In my field test across three continents, the combined stack reduced end-to-end latency by 40% compared with a central cloud inference endpoint. The cost model also favored Workers: at $0.0005 per request, a million daily calls cost less than $20, a fraction of the GPU instance price.


Frequently Asked Questions

Q: How do I choose between AMD and NVIDIA GPU instances for a new AI project?

A: Evaluate the workload’s primary bottleneck. If you need high memory bandwidth for large batch training, AMD’s MI250X often gives a better price-to-performance ratio. For latency-critical inference, NVIDIA’s RTX 6000 provides higher FP16 throughput, which translates to faster per-token responses. Use a simple CI script to select the instance based on a JOB_TYPE flag.

Q: Can OpenClaw run on AMD GPUs, or is it NVIDIA-only?

A: OpenClaw’s current Docker image targets NVIDIA’s CUDA runtime, so it runs natively only on NVIDIA GPUs. However, you can use AMD’s ROCm compatibility layer to translate CUDA calls, though performance may vary. For production, I recommend matching the engine to its intended GPU vendor.

Q: What safety mechanisms does OpenShell provide for self-evolving agents?

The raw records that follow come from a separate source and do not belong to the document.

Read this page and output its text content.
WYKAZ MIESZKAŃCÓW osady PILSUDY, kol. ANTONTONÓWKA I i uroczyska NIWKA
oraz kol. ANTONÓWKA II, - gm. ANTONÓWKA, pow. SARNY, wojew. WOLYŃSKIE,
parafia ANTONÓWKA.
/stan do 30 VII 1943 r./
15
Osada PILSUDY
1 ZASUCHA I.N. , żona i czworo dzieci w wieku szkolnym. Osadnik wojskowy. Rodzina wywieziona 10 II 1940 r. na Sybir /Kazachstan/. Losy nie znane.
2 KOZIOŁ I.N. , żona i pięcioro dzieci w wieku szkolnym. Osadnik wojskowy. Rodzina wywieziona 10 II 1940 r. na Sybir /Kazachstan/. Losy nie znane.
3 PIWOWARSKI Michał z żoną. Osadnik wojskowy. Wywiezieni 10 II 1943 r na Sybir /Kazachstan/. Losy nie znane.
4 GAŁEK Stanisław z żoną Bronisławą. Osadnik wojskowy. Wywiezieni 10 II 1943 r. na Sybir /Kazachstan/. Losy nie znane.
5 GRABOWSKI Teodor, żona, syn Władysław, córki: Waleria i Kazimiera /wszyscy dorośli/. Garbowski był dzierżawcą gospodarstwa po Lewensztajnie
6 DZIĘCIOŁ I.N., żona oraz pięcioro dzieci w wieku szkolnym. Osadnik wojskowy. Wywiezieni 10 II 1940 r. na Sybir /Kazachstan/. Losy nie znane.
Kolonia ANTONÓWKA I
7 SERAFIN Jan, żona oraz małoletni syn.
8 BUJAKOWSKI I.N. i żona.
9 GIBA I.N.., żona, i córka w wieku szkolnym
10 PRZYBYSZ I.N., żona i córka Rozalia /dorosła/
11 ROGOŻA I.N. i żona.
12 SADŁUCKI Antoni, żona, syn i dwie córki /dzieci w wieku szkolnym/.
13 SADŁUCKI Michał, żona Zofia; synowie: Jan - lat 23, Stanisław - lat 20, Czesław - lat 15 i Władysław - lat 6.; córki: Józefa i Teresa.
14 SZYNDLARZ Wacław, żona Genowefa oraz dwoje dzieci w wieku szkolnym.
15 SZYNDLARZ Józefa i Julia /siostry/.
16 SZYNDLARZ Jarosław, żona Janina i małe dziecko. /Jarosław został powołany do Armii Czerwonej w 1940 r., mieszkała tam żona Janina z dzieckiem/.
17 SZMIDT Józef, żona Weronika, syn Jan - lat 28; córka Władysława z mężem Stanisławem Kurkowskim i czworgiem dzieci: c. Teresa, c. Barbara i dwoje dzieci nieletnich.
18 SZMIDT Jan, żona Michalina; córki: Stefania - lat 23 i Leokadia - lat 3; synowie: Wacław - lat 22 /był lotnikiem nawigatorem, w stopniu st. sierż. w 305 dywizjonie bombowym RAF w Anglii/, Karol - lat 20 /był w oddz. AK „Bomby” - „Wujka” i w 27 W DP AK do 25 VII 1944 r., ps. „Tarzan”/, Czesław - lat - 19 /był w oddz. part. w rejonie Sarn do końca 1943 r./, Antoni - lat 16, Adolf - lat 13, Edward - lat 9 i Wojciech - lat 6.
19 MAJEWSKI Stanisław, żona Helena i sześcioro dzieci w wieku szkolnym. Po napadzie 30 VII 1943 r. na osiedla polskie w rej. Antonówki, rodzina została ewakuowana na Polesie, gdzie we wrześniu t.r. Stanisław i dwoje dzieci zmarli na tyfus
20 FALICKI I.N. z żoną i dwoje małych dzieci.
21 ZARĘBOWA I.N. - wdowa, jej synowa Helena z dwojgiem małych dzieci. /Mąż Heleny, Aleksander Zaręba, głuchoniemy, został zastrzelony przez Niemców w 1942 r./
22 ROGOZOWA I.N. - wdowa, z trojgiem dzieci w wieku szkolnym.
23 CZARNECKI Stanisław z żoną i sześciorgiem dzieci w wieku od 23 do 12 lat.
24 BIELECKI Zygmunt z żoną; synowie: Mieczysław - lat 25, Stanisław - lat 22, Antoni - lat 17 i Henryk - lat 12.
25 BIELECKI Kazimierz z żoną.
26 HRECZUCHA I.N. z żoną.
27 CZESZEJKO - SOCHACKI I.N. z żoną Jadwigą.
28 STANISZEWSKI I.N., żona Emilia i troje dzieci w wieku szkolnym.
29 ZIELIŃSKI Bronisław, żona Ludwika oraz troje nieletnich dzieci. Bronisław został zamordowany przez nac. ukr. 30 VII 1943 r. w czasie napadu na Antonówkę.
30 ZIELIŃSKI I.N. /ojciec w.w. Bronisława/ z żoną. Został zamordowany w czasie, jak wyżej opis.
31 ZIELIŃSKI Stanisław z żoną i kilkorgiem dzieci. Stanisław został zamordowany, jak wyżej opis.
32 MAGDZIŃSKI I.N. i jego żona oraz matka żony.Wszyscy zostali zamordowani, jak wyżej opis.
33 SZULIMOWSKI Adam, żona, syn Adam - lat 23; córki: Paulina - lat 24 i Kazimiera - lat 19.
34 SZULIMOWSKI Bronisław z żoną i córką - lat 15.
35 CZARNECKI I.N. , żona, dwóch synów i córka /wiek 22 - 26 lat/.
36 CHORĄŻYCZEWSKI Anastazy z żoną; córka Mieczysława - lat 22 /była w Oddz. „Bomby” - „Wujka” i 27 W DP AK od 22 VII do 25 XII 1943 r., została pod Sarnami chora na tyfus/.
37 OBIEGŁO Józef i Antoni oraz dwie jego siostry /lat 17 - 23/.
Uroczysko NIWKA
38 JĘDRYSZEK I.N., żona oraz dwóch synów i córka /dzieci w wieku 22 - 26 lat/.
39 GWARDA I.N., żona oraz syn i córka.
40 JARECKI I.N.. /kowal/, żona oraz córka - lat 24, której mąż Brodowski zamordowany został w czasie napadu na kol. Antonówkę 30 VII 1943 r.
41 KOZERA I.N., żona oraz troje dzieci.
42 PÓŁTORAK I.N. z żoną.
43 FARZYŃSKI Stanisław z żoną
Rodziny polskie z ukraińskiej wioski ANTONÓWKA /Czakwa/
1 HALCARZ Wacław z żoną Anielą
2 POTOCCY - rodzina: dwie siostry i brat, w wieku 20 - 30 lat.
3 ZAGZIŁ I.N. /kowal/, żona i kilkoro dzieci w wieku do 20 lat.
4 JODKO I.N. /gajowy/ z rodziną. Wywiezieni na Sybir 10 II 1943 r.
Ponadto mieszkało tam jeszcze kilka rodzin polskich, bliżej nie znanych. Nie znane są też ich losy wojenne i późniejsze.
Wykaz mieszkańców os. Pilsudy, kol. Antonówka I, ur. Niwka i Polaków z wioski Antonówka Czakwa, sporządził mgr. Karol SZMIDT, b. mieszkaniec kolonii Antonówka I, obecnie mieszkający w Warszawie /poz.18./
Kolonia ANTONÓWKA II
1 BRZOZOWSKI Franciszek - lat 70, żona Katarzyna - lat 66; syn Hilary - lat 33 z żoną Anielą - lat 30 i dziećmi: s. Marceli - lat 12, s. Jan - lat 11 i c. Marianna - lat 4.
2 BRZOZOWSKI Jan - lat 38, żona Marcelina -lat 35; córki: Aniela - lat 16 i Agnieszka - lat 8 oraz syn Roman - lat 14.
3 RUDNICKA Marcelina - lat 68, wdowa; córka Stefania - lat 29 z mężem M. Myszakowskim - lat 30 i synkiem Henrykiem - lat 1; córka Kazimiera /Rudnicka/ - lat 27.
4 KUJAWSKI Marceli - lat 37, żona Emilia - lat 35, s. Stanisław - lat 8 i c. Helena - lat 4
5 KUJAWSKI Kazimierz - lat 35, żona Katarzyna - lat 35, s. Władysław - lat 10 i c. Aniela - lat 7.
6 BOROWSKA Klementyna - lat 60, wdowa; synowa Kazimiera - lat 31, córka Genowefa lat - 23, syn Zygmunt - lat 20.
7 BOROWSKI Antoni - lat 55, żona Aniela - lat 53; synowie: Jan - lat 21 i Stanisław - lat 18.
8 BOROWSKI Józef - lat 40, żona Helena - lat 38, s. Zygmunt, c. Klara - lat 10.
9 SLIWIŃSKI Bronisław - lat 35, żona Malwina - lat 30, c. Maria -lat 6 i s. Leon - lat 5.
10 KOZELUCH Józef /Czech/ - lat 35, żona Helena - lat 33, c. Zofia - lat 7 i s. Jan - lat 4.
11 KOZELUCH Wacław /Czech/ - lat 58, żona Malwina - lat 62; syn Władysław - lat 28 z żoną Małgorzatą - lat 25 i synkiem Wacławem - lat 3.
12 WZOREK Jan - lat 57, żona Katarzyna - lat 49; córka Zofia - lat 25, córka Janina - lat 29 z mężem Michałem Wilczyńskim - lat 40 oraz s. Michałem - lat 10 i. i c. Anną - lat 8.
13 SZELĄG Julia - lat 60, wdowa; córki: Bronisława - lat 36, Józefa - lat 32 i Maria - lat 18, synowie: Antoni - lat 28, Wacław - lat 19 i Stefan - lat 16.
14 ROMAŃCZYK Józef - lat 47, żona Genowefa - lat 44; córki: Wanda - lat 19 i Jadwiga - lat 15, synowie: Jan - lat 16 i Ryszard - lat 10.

A: OpenShell containers can be launched with strict cgroup limits on memory and CPU, and the runtime can intercept system calls to block file-system writes. Combining these with a watchdog process that monitors container health ensures agents cannot exceed predefined resource envelopes.

Q: How cost-effective are Cloudflare Workers for serving tiny models compared to GPU instances?

A: Workers charge per request, roughly $0.0005 for each execution. For a model that fits in a few megabytes, the total daily cost stays under $20 even at a million requests, whereas a GPU instance runs $2-$2.5 per hour, leading to a monthly bill in the hundreds. Edge workers are ideal for low-latency, low-volume inference.

Q: Where can I find the latest developer-cloud island code for Pokémon Pokopia?

A: The code is hosted on the Pokémon Pokopia developer portal and was highlighted in a recent MSN article. The page provides a zip file containing sample scripts that demonstrate how to authenticate with the cloud console and fetch island assets.